INSERT with RETURNING clause in PostgreSQL - Time & Space Complexity
When we add new rows to a database table using INSERT, it is helpful to know how the time to do this grows as we add more rows.
We want to understand how the database handles inserting data and returning results as the input size changes.
Analyze the time complexity of the following code snippet.
INSERT INTO employees (name, department, salary)
VALUES ('Alice', 'Sales', 50000),
('Bob', 'HR', 45000),
('Carol', 'IT', 60000)
RETURNING id, name;
This code inserts three new employee records and returns their generated IDs and names.
Identify the loops, recursion, array traversals that repeat.
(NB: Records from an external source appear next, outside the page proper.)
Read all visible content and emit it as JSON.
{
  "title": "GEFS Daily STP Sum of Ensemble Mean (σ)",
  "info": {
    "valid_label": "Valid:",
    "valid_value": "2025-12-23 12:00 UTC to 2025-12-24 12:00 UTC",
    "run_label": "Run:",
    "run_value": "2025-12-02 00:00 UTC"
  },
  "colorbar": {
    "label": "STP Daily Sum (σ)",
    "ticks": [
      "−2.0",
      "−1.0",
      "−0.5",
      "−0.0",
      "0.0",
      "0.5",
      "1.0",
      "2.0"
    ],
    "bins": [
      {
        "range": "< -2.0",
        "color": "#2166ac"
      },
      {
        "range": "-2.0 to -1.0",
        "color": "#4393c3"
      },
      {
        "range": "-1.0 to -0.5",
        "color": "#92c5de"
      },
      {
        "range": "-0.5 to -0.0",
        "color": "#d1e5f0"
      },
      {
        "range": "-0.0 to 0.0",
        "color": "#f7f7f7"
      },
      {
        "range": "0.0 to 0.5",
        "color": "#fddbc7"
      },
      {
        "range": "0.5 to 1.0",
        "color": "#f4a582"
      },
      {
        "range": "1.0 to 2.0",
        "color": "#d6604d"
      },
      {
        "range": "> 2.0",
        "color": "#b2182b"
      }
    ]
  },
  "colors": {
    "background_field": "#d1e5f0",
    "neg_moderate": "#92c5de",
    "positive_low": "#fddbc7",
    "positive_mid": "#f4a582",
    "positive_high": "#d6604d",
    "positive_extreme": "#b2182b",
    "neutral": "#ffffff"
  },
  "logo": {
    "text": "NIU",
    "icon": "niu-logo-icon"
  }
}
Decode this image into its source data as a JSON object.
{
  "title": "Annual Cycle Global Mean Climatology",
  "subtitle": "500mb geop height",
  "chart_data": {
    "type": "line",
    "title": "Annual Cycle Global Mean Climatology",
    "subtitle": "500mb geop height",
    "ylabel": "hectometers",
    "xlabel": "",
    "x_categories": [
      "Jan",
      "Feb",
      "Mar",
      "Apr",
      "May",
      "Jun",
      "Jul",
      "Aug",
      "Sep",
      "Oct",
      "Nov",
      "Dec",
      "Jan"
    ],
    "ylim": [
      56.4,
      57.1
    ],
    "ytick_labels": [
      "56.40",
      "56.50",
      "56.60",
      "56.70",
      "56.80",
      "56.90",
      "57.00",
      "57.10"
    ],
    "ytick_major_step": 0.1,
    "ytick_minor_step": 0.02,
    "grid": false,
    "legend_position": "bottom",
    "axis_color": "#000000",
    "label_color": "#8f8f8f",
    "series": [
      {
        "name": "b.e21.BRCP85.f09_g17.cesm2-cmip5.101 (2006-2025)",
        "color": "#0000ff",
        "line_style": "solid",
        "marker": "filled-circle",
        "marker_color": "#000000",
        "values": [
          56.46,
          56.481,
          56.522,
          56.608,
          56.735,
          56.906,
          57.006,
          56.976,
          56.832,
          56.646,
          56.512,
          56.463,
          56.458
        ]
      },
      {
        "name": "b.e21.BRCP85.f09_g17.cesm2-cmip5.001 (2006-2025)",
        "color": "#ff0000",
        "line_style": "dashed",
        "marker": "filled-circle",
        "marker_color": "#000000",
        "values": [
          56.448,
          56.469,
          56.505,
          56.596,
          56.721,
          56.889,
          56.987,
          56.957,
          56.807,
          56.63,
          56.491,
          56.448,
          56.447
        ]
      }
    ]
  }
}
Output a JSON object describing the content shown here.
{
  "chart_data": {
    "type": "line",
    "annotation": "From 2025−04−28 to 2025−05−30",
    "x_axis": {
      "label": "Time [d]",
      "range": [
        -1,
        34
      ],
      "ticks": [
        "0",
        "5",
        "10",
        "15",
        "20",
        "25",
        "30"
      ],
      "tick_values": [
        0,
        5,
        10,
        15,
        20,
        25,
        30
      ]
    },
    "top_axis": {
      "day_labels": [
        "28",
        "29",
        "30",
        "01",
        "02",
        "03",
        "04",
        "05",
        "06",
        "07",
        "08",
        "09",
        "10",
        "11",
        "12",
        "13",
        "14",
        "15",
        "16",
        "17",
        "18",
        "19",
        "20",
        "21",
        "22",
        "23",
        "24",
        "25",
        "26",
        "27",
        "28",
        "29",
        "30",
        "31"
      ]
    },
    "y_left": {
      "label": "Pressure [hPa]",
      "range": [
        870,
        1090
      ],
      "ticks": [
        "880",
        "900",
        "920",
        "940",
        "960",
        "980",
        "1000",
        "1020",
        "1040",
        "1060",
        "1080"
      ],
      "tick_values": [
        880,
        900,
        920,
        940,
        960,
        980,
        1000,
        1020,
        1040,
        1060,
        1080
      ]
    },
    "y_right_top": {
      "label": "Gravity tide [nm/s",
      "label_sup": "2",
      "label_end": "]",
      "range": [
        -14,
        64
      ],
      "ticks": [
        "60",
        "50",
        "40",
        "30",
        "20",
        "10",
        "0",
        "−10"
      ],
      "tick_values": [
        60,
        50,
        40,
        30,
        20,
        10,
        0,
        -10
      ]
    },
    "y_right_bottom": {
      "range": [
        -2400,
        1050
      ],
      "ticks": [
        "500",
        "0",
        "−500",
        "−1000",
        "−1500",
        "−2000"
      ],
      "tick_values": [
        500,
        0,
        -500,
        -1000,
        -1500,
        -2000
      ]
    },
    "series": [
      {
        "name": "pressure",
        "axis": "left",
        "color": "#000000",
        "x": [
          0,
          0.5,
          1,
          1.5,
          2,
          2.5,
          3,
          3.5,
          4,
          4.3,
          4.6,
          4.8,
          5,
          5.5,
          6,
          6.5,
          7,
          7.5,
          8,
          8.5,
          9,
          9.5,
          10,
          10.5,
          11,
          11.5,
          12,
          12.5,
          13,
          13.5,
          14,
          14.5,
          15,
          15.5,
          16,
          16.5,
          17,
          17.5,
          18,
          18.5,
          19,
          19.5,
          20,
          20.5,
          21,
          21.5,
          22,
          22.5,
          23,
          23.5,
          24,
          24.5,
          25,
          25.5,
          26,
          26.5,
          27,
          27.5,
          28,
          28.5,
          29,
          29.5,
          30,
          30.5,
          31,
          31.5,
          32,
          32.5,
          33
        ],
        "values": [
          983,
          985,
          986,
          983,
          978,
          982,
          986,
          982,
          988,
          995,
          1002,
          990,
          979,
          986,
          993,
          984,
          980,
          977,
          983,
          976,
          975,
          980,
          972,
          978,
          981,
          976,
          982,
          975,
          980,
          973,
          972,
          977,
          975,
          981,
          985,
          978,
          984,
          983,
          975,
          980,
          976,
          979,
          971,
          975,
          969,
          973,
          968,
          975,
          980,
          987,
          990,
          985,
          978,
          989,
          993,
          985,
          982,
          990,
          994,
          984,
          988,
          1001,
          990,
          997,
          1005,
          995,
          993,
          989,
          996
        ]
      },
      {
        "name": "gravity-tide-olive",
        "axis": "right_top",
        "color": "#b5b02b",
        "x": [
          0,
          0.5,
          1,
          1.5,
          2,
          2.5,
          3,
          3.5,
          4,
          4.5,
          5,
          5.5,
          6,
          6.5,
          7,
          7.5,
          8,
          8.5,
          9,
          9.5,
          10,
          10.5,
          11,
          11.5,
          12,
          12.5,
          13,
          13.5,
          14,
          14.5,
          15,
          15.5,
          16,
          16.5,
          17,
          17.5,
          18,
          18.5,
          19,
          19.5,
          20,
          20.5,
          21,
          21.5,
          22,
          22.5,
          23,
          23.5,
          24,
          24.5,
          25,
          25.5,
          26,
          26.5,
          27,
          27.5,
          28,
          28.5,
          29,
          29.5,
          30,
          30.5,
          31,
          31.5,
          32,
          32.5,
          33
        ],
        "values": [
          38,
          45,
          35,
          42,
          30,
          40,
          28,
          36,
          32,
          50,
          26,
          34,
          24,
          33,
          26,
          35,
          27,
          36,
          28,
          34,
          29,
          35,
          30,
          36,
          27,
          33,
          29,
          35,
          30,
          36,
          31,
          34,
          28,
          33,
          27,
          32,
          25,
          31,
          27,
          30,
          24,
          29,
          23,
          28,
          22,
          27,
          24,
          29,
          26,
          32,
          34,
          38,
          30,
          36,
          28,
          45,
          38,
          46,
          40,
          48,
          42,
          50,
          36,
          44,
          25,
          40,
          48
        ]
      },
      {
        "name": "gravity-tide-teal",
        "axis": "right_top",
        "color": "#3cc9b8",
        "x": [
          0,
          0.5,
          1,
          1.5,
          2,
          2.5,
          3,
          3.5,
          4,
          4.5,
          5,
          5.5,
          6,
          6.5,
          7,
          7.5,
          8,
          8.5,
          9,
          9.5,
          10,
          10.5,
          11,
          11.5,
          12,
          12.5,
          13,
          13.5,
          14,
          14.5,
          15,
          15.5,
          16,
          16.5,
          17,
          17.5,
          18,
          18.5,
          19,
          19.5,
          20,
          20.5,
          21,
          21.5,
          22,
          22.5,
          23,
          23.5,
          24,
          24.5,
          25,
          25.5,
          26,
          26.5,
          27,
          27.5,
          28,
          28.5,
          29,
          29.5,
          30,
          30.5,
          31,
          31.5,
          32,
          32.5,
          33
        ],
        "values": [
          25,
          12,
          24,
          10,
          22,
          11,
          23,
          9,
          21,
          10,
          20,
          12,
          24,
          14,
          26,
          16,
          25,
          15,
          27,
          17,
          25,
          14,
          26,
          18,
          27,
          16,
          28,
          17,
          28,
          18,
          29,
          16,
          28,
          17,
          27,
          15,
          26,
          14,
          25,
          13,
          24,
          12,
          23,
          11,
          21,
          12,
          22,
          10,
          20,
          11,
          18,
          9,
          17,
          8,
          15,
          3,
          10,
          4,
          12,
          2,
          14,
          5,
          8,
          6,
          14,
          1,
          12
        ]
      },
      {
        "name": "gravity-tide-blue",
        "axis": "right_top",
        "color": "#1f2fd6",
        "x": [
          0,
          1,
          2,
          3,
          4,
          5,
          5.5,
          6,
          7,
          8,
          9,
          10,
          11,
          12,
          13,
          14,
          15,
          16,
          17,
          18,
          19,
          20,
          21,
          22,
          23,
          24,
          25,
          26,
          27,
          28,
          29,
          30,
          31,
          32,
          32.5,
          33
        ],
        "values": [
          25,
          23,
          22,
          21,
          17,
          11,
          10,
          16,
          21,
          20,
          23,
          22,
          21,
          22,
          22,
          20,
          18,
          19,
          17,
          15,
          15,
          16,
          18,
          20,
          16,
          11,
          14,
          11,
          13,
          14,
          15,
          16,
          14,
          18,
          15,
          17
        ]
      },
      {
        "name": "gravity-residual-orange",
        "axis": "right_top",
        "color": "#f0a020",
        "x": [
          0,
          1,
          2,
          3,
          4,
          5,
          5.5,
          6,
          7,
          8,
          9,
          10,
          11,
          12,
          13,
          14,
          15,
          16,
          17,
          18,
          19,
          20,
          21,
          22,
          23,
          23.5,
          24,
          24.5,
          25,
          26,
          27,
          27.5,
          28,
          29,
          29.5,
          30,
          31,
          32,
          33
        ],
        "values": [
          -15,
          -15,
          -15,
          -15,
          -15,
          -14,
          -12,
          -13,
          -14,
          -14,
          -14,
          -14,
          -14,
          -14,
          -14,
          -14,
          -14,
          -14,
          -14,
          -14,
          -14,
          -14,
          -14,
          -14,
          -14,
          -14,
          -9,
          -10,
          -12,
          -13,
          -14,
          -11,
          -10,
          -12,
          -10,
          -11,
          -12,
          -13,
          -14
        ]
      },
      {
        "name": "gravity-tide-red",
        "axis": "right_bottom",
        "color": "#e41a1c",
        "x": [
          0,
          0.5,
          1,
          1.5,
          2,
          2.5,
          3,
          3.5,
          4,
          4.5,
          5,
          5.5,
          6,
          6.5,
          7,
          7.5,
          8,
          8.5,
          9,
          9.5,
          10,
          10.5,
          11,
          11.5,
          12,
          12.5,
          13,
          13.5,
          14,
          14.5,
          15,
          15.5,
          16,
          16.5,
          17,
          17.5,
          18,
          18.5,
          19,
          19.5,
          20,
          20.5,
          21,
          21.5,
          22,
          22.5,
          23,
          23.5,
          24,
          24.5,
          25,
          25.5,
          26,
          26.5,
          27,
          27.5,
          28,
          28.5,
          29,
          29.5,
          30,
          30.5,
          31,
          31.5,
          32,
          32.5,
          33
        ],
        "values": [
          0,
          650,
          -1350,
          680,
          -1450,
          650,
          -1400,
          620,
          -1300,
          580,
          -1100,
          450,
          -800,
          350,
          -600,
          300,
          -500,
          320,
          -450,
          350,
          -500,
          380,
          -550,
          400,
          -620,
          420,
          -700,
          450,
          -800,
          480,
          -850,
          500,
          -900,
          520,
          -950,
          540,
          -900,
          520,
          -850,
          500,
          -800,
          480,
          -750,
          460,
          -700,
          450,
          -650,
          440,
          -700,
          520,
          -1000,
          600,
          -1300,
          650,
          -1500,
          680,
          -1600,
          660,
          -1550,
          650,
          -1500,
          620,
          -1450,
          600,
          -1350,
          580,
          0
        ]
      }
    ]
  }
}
- Primary operation: Inserting each row into the table and writing it to disk.
- How many times: Once for each row in the VALUES list (3 times here, but can be many more).
As the number of rows to insert grows, the work grows roughly in direct proportion.
| Input Size (n) | Approx. Operations |
|---|---|
| 10 | About 10 insert operations and 10 returned rows |
| 100 | About 100 insert operations and 100 returned rows |
| 1000 | About 1000 insert operations and 1000 returned rows |
Pattern observation: The time grows linearly as you add more rows to insert and return.
Time Complexity: O(n)
This means the time to insert and return rows grows directly with the number of rows you add.
[X] Wrong: "The RETURNING clause makes the insert take much longer regardless of how many rows are inserted."
[OK] Correct: Returning data adds some work, but it scales with the number of rows inserted, not independently. The main cost is still inserting each row.
Understanding how inserting multiple rows and returning data scales helps you explain database performance clearly and confidently in real situations.
"What if we changed the INSERT to add rows one at a time inside a loop instead of all at once? How would the time complexity change?"